Celebrating Waris Hussein
- SUN 25 FEB, 17:30 – SCREENING + INTRO: Intimate Contact (Central TV, 1987) / Onstage: director Waris Hussein and actor Claire Bloom
In February BFI Southbank will celebrate the remarkable career of WARIS HUSSEIN, UK television’s first director of South Asian descent and the youngest drama director appointed by BBC television in 1960; the highlight of the season will be Waris Hussein In Conversation with Samira Ahmed on Tuesday 6 February.
Hussein is perhaps best known as the director who, along with producer Verity Lambert, brought us Doctor Who. However this definitive season celebrates his illustrious career that included some of the finest TV drama of the era, including the television play of A Passage to India (Play of the Month, BBC 1965) which came almost two decades before David Lean’s celebrated film; the screening was introduced by actor Virginia McKenna alongside Hussein on Tuesday 6 February.
On Sunday 11 February Ian McKellen will join Hussein for a discussion following a screening of A Touch of Love (1969), which follows Rosamund who finds herself pregnant from her first sexual encounter with a charming news announcer George, played by McKellen.

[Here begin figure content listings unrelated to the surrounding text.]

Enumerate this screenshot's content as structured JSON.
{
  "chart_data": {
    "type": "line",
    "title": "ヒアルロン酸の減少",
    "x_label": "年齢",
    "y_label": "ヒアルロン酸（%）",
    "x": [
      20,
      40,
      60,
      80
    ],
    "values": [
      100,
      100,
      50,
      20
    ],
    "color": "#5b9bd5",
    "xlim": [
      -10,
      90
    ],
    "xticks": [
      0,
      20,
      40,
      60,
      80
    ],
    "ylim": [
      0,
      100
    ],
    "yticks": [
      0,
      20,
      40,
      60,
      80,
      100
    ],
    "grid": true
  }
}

McKellen also appeared in Hussein’s Hedda Gabler (Play of the Month, BBC 1972) alongside Dame Janet Suzman, who will join Hussein on Monday 19 February to introduce a screening of the play. Hussein marshals an incredible cast in this intelligent and perceptive production of Ibsen’s classic play. Suzman captures the full visceral power of Hedda, a woman trapped by the petty bourgeoisie society in which she lives. Hussein also belongs to that exclusive group of UK directors to have made it on both sides of the Atlantic, having won an Emmy for Copacabana (1985) starring Barry Manilow. The musical is based on the famous song and sees Manilow in a rare acting role as a pianist in Manhattan’s Copacabana Lounge. Hussein was also the first director on UK television to tackle the Aids crisis with Intimate Contact (Central TV, 1987), a series that made a huge and vitally important impact at a time when the disease was in full force but little understood. All four episodes of the series will screen on Sunday 25 February with an introduction from Hussein and actor Claire Bloom before Episode 3.
Other dramas screening in the season will include The Possession of Joel Delaney (1972) a chiller about demonic possession starring Shirley MacLaine, Chips with Everything (Play of the Month, BBC 1975) Hussein’s TV adaptation of Arnold Wesker’s play critiquing the British class system, and the rich and exotic romantic fable Three Weeks: Romance (Thames TV, 1977).